単軸ガスタービンなどの大規模で複雑で非線形な熱力システムなどに、MATLABなどのソフトウェアを用いてシミュレーションを行えば、良好な結果が得られる。
これはまた、A株市場でソフトウェアサービス関係株の株価が上昇した理由だ。 過去2年間、A株市場では、チップ産業関係株が異常に高く評価されている。 新たな問題を目の前にして、産業用ソフトウェアの分野では、中国は自立せざるを得なくなる。
産業用ソフトウェアが完全に使用禁止となると、中国の自動車産業、特にローカルメーカーはどのような影響を来すか想像しにくい。
これに対し、人民日報は「国産産業用ソフトウェアを成長させる」との記事を発表。中国国家教育部は6月19日付け、公式ウェブサイトに「教育部弁公庁と産業・情報化部弁公庁が発行する通知」を発行した。同「通知」はソフトウェア人材の育成と特殊能力を強化するよう呼びかけた。主要な基本ソフトウェア、大規模な産業用ソフトウェア、特定業界向けのアプリケーションソフトウェア、新興プラットフォームソフトウェア、組込みソフトウェアを巡り、特別な人材のニーズに対して、高度なソフトウェアアーキテクチャ、エンジニアリング方法、アルゴリズムモデル教育を強化するとした。

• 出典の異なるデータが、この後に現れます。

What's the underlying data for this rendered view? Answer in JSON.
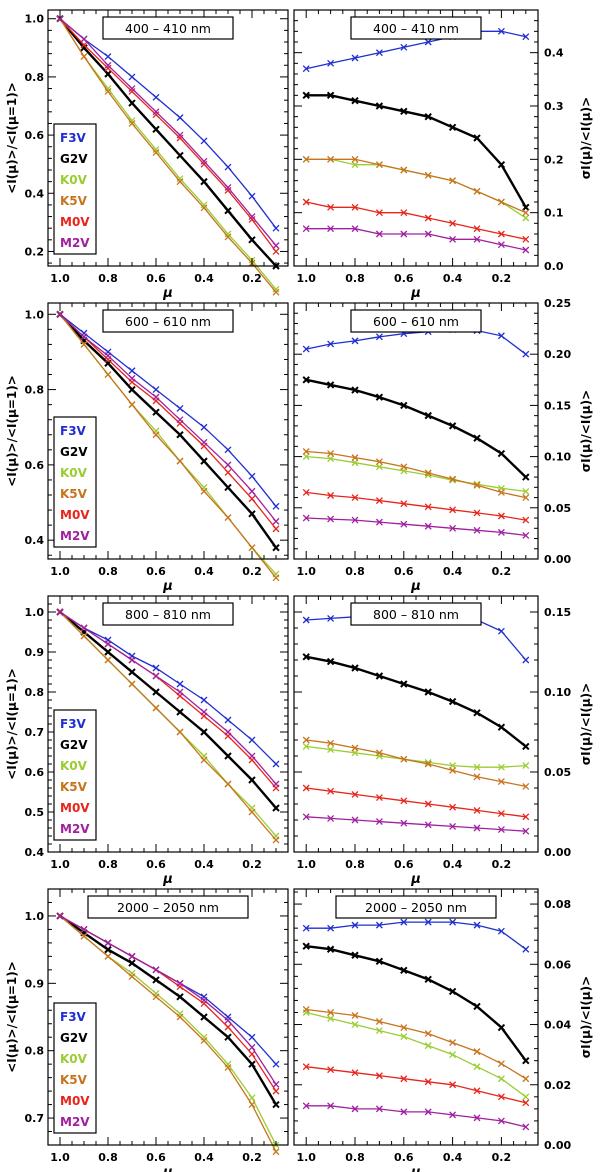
{
  "stars": [
    {
      "name": "F3V",
      "color": "#1f2fd0",
      "bold": false
    },
    {
      "name": "G2V",
      "color": "#000000",
      "bold": true
    },
    {
      "name": "K0V",
      "color": "#9acd32",
      "bold": false
    },
    {
      "name": "K5V",
      "color": "#c8741f",
      "bold": false
    },
    {
      "name": "M0V",
      "color": "#e8251a",
      "bold": false
    },
    {
      "name": "M2V",
      "color": "#a020a0",
      "bold": false
    }
  ],
  "mu_label": "μ",
  "left_ylabel": "<I(μ)>/<I(μ=1)>",
  "right_ylabel": "σI(μ)/<I(μ)>",
  "chart_data": [
    {
      "type": "line",
      "band": "400 – 410 nm",
      "panel": "mean-limb-darkening",
      "x": [
        1.0,
        0.9,
        0.8,
        0.7,
        0.6,
        0.5,
        0.4,
        0.3,
        0.2,
        0.1
      ],
      "xlim": [
        1.05,
        0.05
      ],
      "ylim": [
        0.15,
        1.03
      ],
      "xticks": [
        1.0,
        0.8,
        0.6,
        0.4,
        0.2
      ],
      "yticks": [
        0.2,
        0.4,
        0.6,
        0.8,
        1.0
      ],
      "series": [
        {
          "name": "F3V",
          "values": [
            1.0,
            0.93,
            0.87,
            0.8,
            0.73,
            0.66,
            0.58,
            0.49,
            0.39,
            0.28
          ]
        },
        {
          "name": "G2V",
          "values": [
            1.0,
            0.9,
            0.81,
            0.71,
            0.62,
            0.53,
            0.44,
            0.34,
            0.24,
            0.15
          ]
        },
        {
          "name": "K0V",
          "values": [
            1.0,
            0.87,
            0.76,
            0.65,
            0.55,
            0.45,
            0.36,
            0.26,
            0.17,
            0.07
          ]
        },
        {
          "name": "K5V",
          "values": [
            1.0,
            0.87,
            0.75,
            0.64,
            0.54,
            0.44,
            0.35,
            0.25,
            0.16,
            0.06
          ]
        },
        {
          "name": "M0V",
          "values": [
            1.0,
            0.91,
            0.83,
            0.75,
            0.67,
            0.59,
            0.5,
            0.41,
            0.31,
            0.2
          ]
        },
        {
          "name": "M2V",
          "values": [
            1.0,
            0.93,
            0.84,
            0.76,
            0.68,
            0.6,
            0.51,
            0.42,
            0.32,
            0.22
          ]
        }
      ]
    },
    {
      "type": "line",
      "band": "400 – 410 nm",
      "panel": "intensity-contrast",
      "x": [
        1.0,
        0.9,
        0.8,
        0.7,
        0.6,
        0.5,
        0.4,
        0.3,
        0.2,
        0.1
      ],
      "xlim": [
        1.05,
        0.05
      ],
      "ylim": [
        0.0,
        0.48
      ],
      "xticks": [
        1.0,
        0.8,
        0.6,
        0.4,
        0.2
      ],
      "yticks": [
        0.0,
        0.1,
        0.2,
        0.3,
        0.4
      ],
      "series": [
        {
          "name": "F3V",
          "values": [
            0.37,
            0.38,
            0.39,
            0.4,
            0.41,
            0.42,
            0.43,
            0.44,
            0.44,
            0.43
          ]
        },
        {
          "name": "G2V",
          "values": [
            0.32,
            0.32,
            0.31,
            0.3,
            0.29,
            0.28,
            0.26,
            0.24,
            0.19,
            0.11
          ]
        },
        {
          "name": "K0V",
          "values": [
            0.2,
            0.2,
            0.19,
            0.19,
            0.18,
            0.17,
            0.16,
            0.14,
            0.12,
            0.09
          ]
        },
        {
          "name": "K5V",
          "values": [
            0.2,
            0.2,
            0.2,
            0.19,
            0.18,
            0.17,
            0.16,
            0.14,
            0.12,
            0.1
          ]
        },
        {
          "name": "M0V",
          "values": [
            0.12,
            0.11,
            0.11,
            0.1,
            0.1,
            0.09,
            0.08,
            0.07,
            0.06,
            0.05
          ]
        },
        {
          "name": "M2V",
          "values": [
            0.07,
            0.07,
            0.07,
            0.06,
            0.06,
            0.06,
            0.05,
            0.05,
            0.04,
            0.03
          ]
        }
      ]
    },
    {
      "type": "line",
      "band": "600 – 610 nm",
      "panel": "mean-limb-darkening",
      "x": [
        1.0,
        0.9,
        0.8,
        0.7,
        0.6,
        0.5,
        0.4,
        0.3,
        0.2,
        0.1
      ],
      "xlim": [
        1.05,
        0.05
      ],
      "ylim": [
        0.35,
        1.03
      ],
      "xticks": [
        1.0,
        0.8,
        0.6,
        0.4,
        0.2
      ],
      "yticks": [
        0.4,
        0.6,
        0.8,
        1.0
      ],
      "series": [
        {
          "name": "F3V",
          "values": [
            1.0,
            0.95,
            0.9,
            0.85,
            0.8,
            0.75,
            0.7,
            0.64,
            0.57,
            0.49
          ]
        },
        {
          "name": "G2V",
          "values": [
            1.0,
            0.93,
            0.87,
            0.8,
            0.74,
            0.68,
            0.61,
            0.54,
            0.47,
            0.38
          ]
        },
        {
          "name": "K0V",
          "values": [
            1.0,
            0.92,
            0.84,
            0.76,
            0.69,
            0.61,
            0.54,
            0.46,
            0.38,
            0.31
          ]
        },
        {
          "name": "K5V",
          "values": [
            1.0,
            0.92,
            0.84,
            0.76,
            0.68,
            0.61,
            0.53,
            0.46,
            0.38,
            0.3
          ]
        },
        {
          "name": "M0V",
          "values": [
            1.0,
            0.94,
            0.88,
            0.82,
            0.77,
            0.71,
            0.65,
            0.58,
            0.51,
            0.43
          ]
        },
        {
          "name": "M2V",
          "values": [
            1.0,
            0.94,
            0.89,
            0.83,
            0.78,
            0.72,
            0.66,
            0.6,
            0.53,
            0.45
          ]
        }
      ]
    },
    {
      "type": "line",
      "band": "600 – 610 nm",
      "panel": "intensity-contrast",
      "x": [
        1.0,
        0.9,
        0.8,
        0.7,
        0.6,
        0.5,
        0.4,
        0.3,
        0.2,
        0.1
      ],
      "xlim": [
        1.05,
        0.05
      ],
      "ylim": [
        0.0,
        0.25
      ],
      "xticks": [
        1.0,
        0.8,
        0.6,
        0.4,
        0.2
      ],
      "yticks": [
        0.0,
        0.05,
        0.1,
        0.15,
        0.2,
        0.25
      ],
      "series": [
        {
          "name": "F3V",
          "values": [
            0.205,
            0.21,
            0.213,
            0.217,
            0.22,
            0.222,
            0.224,
            0.223,
            0.218,
            0.2
          ]
        },
        {
          "name": "G2V",
          "values": [
            0.175,
            0.17,
            0.165,
            0.158,
            0.15,
            0.14,
            0.13,
            0.118,
            0.103,
            0.08
          ]
        },
        {
          "name": "K0V",
          "values": [
            0.1,
            0.098,
            0.094,
            0.09,
            0.086,
            0.082,
            0.077,
            0.073,
            0.069,
            0.066
          ]
        },
        {
          "name": "K5V",
          "values": [
            0.105,
            0.103,
            0.099,
            0.095,
            0.09,
            0.084,
            0.078,
            0.072,
            0.065,
            0.06
          ]
        },
        {
          "name": "M0V",
          "values": [
            0.065,
            0.062,
            0.06,
            0.057,
            0.054,
            0.051,
            0.048,
            0.045,
            0.042,
            0.038
          ]
        },
        {
          "name": "M2V",
          "values": [
            0.04,
            0.039,
            0.038,
            0.036,
            0.034,
            0.032,
            0.03,
            0.028,
            0.026,
            0.023
          ]
        }
      ]
    },
    {
      "type": "line",
      "band": "800 – 810 nm",
      "panel": "mean-limb-darkening",
      "x": [
        1.0,
        0.9,
        0.8,
        0.7,
        0.6,
        0.5,
        0.4,
        0.3,
        0.2,
        0.1
      ],
      "xlim": [
        1.05,
        0.05
      ],
      "ylim": [
        0.4,
        1.04
      ],
      "xticks": [
        1.0,
        0.8,
        0.6,
        0.4,
        0.2
      ],
      "yticks": [
        0.4,
        0.5,
        0.6,
        0.7,
        0.8,
        0.9,
        1.0
      ],
      "series": [
        {
          "name": "F3V",
          "values": [
            1.0,
            0.96,
            0.93,
            0.89,
            0.86,
            0.82,
            0.78,
            0.73,
            0.68,
            0.62
          ]
        },
        {
          "name": "G2V",
          "values": [
            1.0,
            0.95,
            0.9,
            0.85,
            0.8,
            0.75,
            0.7,
            0.64,
            0.58,
            0.51
          ]
        },
        {
          "name": "K0V",
          "values": [
            1.0,
            0.94,
            0.88,
            0.82,
            0.76,
            0.7,
            0.64,
            0.57,
            0.51,
            0.44
          ]
        },
        {
          "name": "K5V",
          "values": [
            1.0,
            0.94,
            0.88,
            0.82,
            0.76,
            0.7,
            0.63,
            0.57,
            0.5,
            0.43
          ]
        },
        {
          "name": "M0V",
          "values": [
            1.0,
            0.96,
            0.92,
            0.88,
            0.84,
            0.79,
            0.74,
            0.69,
            0.63,
            0.56
          ]
        },
        {
          "name": "M2V",
          "values": [
            1.0,
            0.96,
            0.92,
            0.88,
            0.84,
            0.8,
            0.75,
            0.7,
            0.64,
            0.57
          ]
        }
      ]
    },
    {
      "type": "line",
      "band": "800 – 810 nm",
      "panel": "intensity-contrast",
      "x": [
        1.0,
        0.9,
        0.8,
        0.7,
        0.6,
        0.5,
        0.4,
        0.3,
        0.2,
        0.1
      ],
      "xlim": [
        1.05,
        0.05
      ],
      "ylim": [
        0.0,
        0.16
      ],
      "xticks": [
        1.0,
        0.8,
        0.6,
        0.4,
        0.2
      ],
      "yticks": [
        0.0,
        0.05,
        0.1,
        0.15
      ],
      "series": [
        {
          "name": "F3V",
          "values": [
            0.145,
            0.146,
            0.147,
            0.148,
            0.149,
            0.149,
            0.148,
            0.145,
            0.138,
            0.12
          ]
        },
        {
          "name": "G2V",
          "values": [
            0.122,
            0.119,
            0.115,
            0.11,
            0.105,
            0.1,
            0.094,
            0.087,
            0.078,
            0.066
          ]
        },
        {
          "name": "K0V",
          "values": [
            0.066,
            0.064,
            0.062,
            0.06,
            0.058,
            0.056,
            0.054,
            0.053,
            0.053,
            0.054
          ]
        },
        {
          "name": "K5V",
          "values": [
            0.07,
            0.068,
            0.065,
            0.062,
            0.058,
            0.055,
            0.051,
            0.047,
            0.044,
            0.041
          ]
        },
        {
          "name": "M0V",
          "values": [
            0.04,
            0.038,
            0.036,
            0.034,
            0.032,
            0.03,
            0.028,
            0.026,
            0.024,
            0.022
          ]
        },
        {
          "name": "M2V",
          "values": [
            0.022,
            0.021,
            0.02,
            0.019,
            0.018,
            0.017,
            0.016,
            0.015,
            0.014,
            0.013
          ]
        }
      ]
    },
    {
      "type": "line",
      "band": "2000 – 2050 nm",
      "panel": "mean-limb-darkening",
      "x": [
        1.0,
        0.9,
        0.8,
        0.7,
        0.6,
        0.5,
        0.4,
        0.3,
        0.2,
        0.1
      ],
      "xlim": [
        1.05,
        0.05
      ],
      "ylim": [
        0.66,
        1.04
      ],
      "xticks": [
        1.0,
        0.8,
        0.6,
        0.4,
        0.2
      ],
      "yticks": [
        0.7,
        0.8,
        0.9,
        1.0
      ],
      "series": [
        {
          "name": "F3V",
          "values": [
            1.0,
            0.98,
            0.96,
            0.94,
            0.92,
            0.9,
            0.88,
            0.85,
            0.82,
            0.78
          ]
        },
        {
          "name": "G2V",
          "values": [
            1.0,
            0.975,
            0.95,
            0.93,
            0.905,
            0.88,
            0.85,
            0.82,
            0.78,
            0.72
          ]
        },
        {
          "name": "K0V",
          "values": [
            1.0,
            0.97,
            0.94,
            0.915,
            0.885,
            0.855,
            0.82,
            0.78,
            0.73,
            0.66
          ]
        },
        {
          "name": "K5V",
          "values": [
            1.0,
            0.97,
            0.94,
            0.91,
            0.88,
            0.85,
            0.815,
            0.775,
            0.72,
            0.65
          ]
        },
        {
          "name": "M0V",
          "values": [
            1.0,
            0.98,
            0.96,
            0.94,
            0.92,
            0.895,
            0.87,
            0.835,
            0.795,
            0.74
          ]
        },
        {
          "name": "M2V",
          "values": [
            1.0,
            0.98,
            0.96,
            0.94,
            0.92,
            0.9,
            0.875,
            0.845,
            0.805,
            0.75
          ]
        }
      ]
    },
    {
      "type": "line",
      "band": "2000 – 2050 nm",
      "panel": "intensity-contrast",
      "x": [
        1.0,
        0.9,
        0.8,
        0.7,
        0.6,
        0.5,
        0.4,
        0.3,
        0.2,
        0.1
      ],
      "xlim": [
        1.05,
        0.05
      ],
      "ylim": [
        0.0,
        0.085
      ],
      "xticks": [
        1.0,
        0.8,
        0.6,
        0.4,
        0.2
      ],
      "yticks": [
        0.0,
        0.02,
        0.04,
        0.06,
        0.08
      ],
      "series": [
        {
          "name": "F3V",
          "values": [
            0.072,
            0.072,
            0.073,
            0.073,
            0.074,
            0.074,
            0.074,
            0.073,
            0.071,
            0.065
          ]
        },
        {
          "name": "G2V",
          "values": [
            0.066,
            0.065,
            0.063,
            0.061,
            0.058,
            0.055,
            0.051,
            0.046,
            0.039,
            0.028
          ]
        },
        {
          "name": "K0V",
          "values": [
            0.044,
            0.042,
            0.04,
            0.038,
            0.036,
            0.033,
            0.03,
            0.026,
            0.022,
            0.016
          ]
        },
        {
          "name": "K5V",
          "values": [
            0.045,
            0.044,
            0.043,
            0.041,
            0.039,
            0.037,
            0.034,
            0.031,
            0.027,
            0.022
          ]
        },
        {
          "name": "M0V",
          "values": [
            0.026,
            0.025,
            0.024,
            0.023,
            0.022,
            0.021,
            0.02,
            0.018,
            0.016,
            0.014
          ]
        },
        {
          "name": "M2V",
          "values": [
            0.013,
            0.013,
            0.012,
            0.012,
            0.011,
            0.011,
            0.01,
            0.009,
            0.008,
            0.006
          ]
        }
      ]
    }
  ]
}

中国の自動車メーカー、特に国有自動車メーカーグループは、すでに基礎的な技術を共同研究開発する重要性を認識している。中国が基礎レベルの産業用ソフトウェアが欠如している場合、自動車産業における基礎的な研究開発の一部はハードルの高いものとなってしまう。
6月29日、中国兵器機器グループ、中国一汽、東風汽車、長安汽車、江寧経開科技が共同出資し、江蘇省南京市で中国汽車創智科技有限公司の設立したと同時、当該拠点のプロジェクト発足式を行った。中国汽車創智科技有限公司は、新エネルギーとインテリジェント化、コネクティドした自動車向け、先進した、共通性がある、プラットフォーム、コア技術の研究開発と産業化に位置づける。